The bottom line is that continued advancements in encryption technologies and regulatory frameworks will play pivotal roles in shaping the future landscape of digital communication and can help protect privacy as a fundamental right in the face of evolving security threats.

Security and privacy aren’t two sides of the same coin. Rather, they are overlapping functions within society’s technological framework. Prioritizing one over the other fails to respect the balance necessary for good public policymaking. With the world no longer being divided between the physical and the digital, the crypto wars aren’t a state versus citizen or security versus privacy conflict but rather a societal risk management challenge.

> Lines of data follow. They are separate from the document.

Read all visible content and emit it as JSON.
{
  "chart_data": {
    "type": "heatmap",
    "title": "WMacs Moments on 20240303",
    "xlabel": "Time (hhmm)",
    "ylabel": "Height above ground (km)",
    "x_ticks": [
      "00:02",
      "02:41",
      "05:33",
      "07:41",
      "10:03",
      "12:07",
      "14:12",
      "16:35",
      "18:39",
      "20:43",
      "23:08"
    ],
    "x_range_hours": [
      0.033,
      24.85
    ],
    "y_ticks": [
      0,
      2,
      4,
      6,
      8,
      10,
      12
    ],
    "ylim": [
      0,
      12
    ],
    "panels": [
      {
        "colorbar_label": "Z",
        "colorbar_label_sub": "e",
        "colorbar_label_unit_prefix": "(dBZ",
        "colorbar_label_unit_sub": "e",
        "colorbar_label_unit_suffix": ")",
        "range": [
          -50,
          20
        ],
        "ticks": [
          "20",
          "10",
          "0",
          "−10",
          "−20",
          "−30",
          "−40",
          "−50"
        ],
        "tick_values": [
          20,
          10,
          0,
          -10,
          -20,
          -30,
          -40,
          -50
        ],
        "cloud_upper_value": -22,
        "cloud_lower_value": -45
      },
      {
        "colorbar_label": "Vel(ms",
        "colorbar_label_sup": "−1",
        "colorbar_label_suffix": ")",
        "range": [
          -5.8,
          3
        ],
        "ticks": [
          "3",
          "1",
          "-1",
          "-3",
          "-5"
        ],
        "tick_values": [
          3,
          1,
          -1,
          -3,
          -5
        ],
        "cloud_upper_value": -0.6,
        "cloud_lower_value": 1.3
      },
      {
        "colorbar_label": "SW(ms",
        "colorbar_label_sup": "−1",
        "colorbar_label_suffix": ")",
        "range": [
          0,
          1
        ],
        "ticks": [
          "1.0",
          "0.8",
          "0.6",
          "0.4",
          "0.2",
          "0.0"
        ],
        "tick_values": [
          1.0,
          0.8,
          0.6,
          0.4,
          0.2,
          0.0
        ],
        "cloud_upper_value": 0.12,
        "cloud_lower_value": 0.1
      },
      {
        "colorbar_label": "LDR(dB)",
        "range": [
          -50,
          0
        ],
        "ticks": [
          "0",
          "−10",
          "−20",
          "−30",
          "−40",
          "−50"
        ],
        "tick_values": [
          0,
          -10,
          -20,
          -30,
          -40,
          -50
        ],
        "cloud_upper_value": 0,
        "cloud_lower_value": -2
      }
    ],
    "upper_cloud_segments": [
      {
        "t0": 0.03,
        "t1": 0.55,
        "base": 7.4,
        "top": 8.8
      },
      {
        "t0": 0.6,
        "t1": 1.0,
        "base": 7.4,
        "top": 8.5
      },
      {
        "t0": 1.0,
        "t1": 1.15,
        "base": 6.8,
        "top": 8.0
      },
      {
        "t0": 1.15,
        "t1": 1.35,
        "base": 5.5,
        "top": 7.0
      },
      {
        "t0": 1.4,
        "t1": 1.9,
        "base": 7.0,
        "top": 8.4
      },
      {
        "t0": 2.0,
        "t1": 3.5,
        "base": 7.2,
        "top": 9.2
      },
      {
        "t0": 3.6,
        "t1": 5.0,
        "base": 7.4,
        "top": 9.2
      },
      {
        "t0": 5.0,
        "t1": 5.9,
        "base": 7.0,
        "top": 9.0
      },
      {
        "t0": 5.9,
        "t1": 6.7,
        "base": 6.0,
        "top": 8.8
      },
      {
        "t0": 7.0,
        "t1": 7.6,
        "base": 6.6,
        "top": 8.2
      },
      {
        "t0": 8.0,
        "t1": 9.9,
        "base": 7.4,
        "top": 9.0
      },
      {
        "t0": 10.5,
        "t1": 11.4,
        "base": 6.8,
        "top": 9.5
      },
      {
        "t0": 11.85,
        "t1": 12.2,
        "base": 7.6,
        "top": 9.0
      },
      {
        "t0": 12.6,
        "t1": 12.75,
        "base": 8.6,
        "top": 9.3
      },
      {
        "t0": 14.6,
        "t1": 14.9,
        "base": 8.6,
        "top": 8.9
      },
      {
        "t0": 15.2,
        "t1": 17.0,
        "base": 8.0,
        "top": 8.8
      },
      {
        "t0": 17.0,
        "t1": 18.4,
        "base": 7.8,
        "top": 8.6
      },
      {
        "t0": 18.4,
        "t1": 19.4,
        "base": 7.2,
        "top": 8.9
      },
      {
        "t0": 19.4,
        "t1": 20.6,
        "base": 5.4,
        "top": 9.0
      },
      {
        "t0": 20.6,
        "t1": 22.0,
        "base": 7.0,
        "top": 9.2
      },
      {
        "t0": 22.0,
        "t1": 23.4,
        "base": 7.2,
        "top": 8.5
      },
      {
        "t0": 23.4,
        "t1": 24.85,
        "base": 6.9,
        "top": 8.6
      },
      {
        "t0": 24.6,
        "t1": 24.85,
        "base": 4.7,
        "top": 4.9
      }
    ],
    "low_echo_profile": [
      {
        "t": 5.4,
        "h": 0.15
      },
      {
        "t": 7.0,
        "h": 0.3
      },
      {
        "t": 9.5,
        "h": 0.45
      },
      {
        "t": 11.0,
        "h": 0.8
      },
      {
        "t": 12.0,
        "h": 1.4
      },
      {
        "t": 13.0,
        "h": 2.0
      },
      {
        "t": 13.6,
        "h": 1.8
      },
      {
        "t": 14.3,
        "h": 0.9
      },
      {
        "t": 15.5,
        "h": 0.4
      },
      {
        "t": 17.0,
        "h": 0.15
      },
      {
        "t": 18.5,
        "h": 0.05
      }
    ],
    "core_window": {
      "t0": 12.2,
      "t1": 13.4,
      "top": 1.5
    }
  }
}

As the Zimmerman story highlights, governmental understanding can evolve, albeit slowly. The ongoing struggle underscores the need for governments and businesses to keep pace with technological advancements and adapt their policies accordingly. Organizations must understand the critical role of encryption in securing data and fostering customer trust, adapt to regulatory changes, and invest in innovative solutions that balance security and privacy.

Looking ahead, continued research and technological innovation will lead to the development of more robust encryption methods and effective moderation strategies. This progression can enhance security measures and reinforce user trust in digital platforms. Aligning such advancements with global privacy regulations will be crucial in fostering a secure and transparent digital environment.